Colombo, Sri Lanka – President Gotabaya Rajapaksa has agreed to resign in the coming days, the speaker of Sri Lanka’s parliament said on a volatile Saturday that saw the prime minister call for his resignation and protesters angry at the nation’s dire cause besiege the homes of both leaders. Economic crisis.
Speaker Mahinda Yappa Abeywardena said that Rajapaksa said that the leaders of Parliament had met Rajapaksa and decided to demand his resignation and the President had agreed to that. However, Rajapaksa will stay until Wednesday to ensure a smooth transition of power, Abeywardena added.
“He asked me to announce to the country that he will step down on Wednesday the 13th because there is a need to hand over power peacefully,” Abeywardhana said.
“Therefore, there is no need for further chaos in the country and I appeal to all for the sake of the country to maintain peace for a smooth transition,” the Speaker continued.
Opposition MP Raoob Hakeem said a consensus had been reached for the Speaker of Parliament to take over as interim president and form an interim government.

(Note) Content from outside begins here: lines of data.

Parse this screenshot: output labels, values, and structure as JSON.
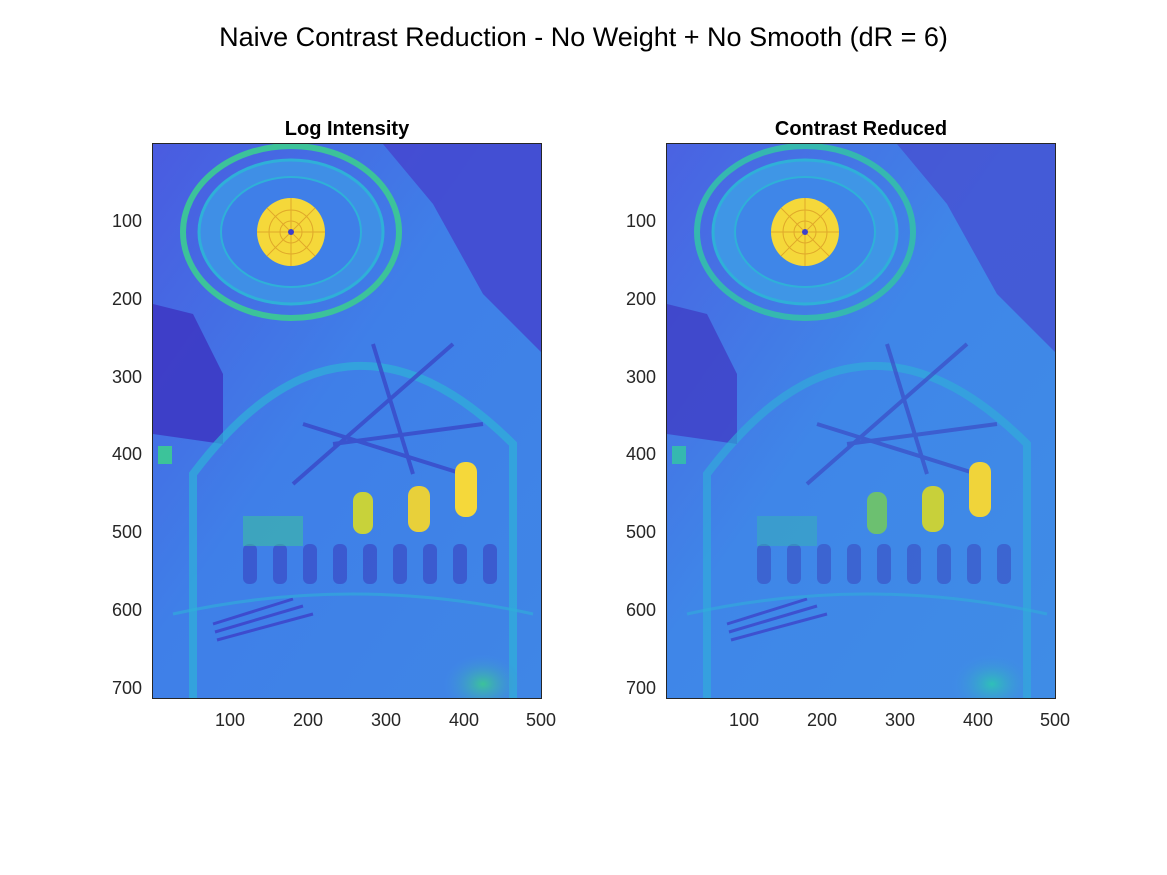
{
  "figure": {
    "title": "Naive Contrast Reduction - No Weight + No Smooth (dR = 6)"
  },
  "subplots": [
    {
      "title": "Log Intensity"
    },
    {
      "title": "Contrast Reduced"
    }
  ],
  "axes": {
    "y_ticks": [
      "100",
      "200",
      "300",
      "400",
      "500",
      "600",
      "700"
    ],
    "x_ticks": [
      "100",
      "200",
      "300",
      "400",
      "500"
    ],
    "x_range": [
      1,
      500
    ],
    "y_range": [
      1,
      718
    ]
  },
  "colors": {
    "deep_blue": "#3d3fc9",
    "mid_blue": "#3f7fe8",
    "cyan": "#2fb0d8",
    "teal_green": "#3cc39a",
    "yellow": "#f5d83a",
    "axis": "#262626"
  }
}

Demonstrators flocked to his fortified residence in Colombo hours after the president announced his resignation. Video footage shows people happily swimming in a garden pond. Some lay on beds in the house, others drank tea, and issued statements from the conference room demanding that both Rajapaksa and Prime Minister Ranil Wickremesinghe leave.
It was not clear whether Rajapakse was there at the time, and government spokesman Mohan Samaranayake said he had no information about the president’s movements.
Wickremesinghe’s office said protesters also broke into the Prime Minister’s private residence and set it on fire. It was not immediately clear if he was present when the break-in took place.
Hours earlier, Wickremesinghe had announced his own resignation. But he said he would not step down until a new government was formed, angering protesters who demanded his immediate departure.
“Today there is a fuel crisis in this country, food shortage, the head of the World Food Program has come here, many issues have to be discussed with the International Monetary Fund,” Wickramasinghe said.
Wickremesinghe said he suggested to the President to form an all-party government, but did not say anything about Rajapaksa’s whereabouts. The opposition parties were discussing the formation of a new government in Parliament.
Rajapakse appointed Wickremesinghe prime minister in May, hoping the career politician would use his diplomacy and connections to revive the slumping economy. But with increasing shortages of fuel, medicine and cooking gas, people’s patience wore thin Oil reserves have dried up.
The country is relying on help from India and other countries as leaders try to negotiate a bailout with the International Monetary Fund.
Months of protests have all but shattered the ruling Rajapaksa political dynasty Sri Lanka For most of the past two decades, however, it has been accused by opponents of dragging the country into chaos through allegations of poor governance and corruption. The president’s older brother resigned as prime minister in May after violent protests saw him seek safety at a naval base.
Thousands of protesters poured into the capital from the suburbs on Saturday after police lifted an overnight curfew condemned as illegal by lawyers and opposition politicians. With fuel supplies scarce, many people crowded into buses and trains, while others traveled on bicycles and cattle.
At the president’s waterfront office, security personnel tried in vain to stop protesters who pushed through fences to run across the lawns and into the colonial-era building.
At least 34 people, including two police officers, were injured in the clash. Two of the injured are in a critical condition, while others have minor injuries, an official at the Colombo National Hospital said.
Privately-owned Sirasa TV reported that at least six staff members, including four reporters, were hospitalized after being assaulted by police while covering the protest at the Prime Minister’s residence.
The Sri Lankan Medical Council, the country’s top professional body, has warned that hospitals are operating with minimal resources and cannot handle the mass casualties caused by the unrest.
Protesters and religious leaders say Rajapaksa has lost his mandate and it is time for him to go.
“His claim that he was voted in by Sinhalese Buddhists is now invalid,” said Rev. Omalbe Sobitha, a prominent Buddhist leader. He urged Parliament to convene immediately to elect an interim president.
Last month, Wickramasinghe had said that the country’s economy had collapsed and negotiations with the International Monetary Fund were complicated. Sri Lanka was now a bankrupt country.
Sri Lanka announced in April that it was suspending foreign debt repayments due to a shortage of foreign currency. Its total external debt is $51 billion, of which $28 billion is due to be repaid by the end of 2027.
US Ambassador to Sri Lanka Julie Chung on Friday urged people to protest peacefully and called on the military and police to “provide space and security for peaceful protesters”.
“Confusion and power will not fix the economy or bring Sri Lankans the political stability they need right now,” Chung tweeted.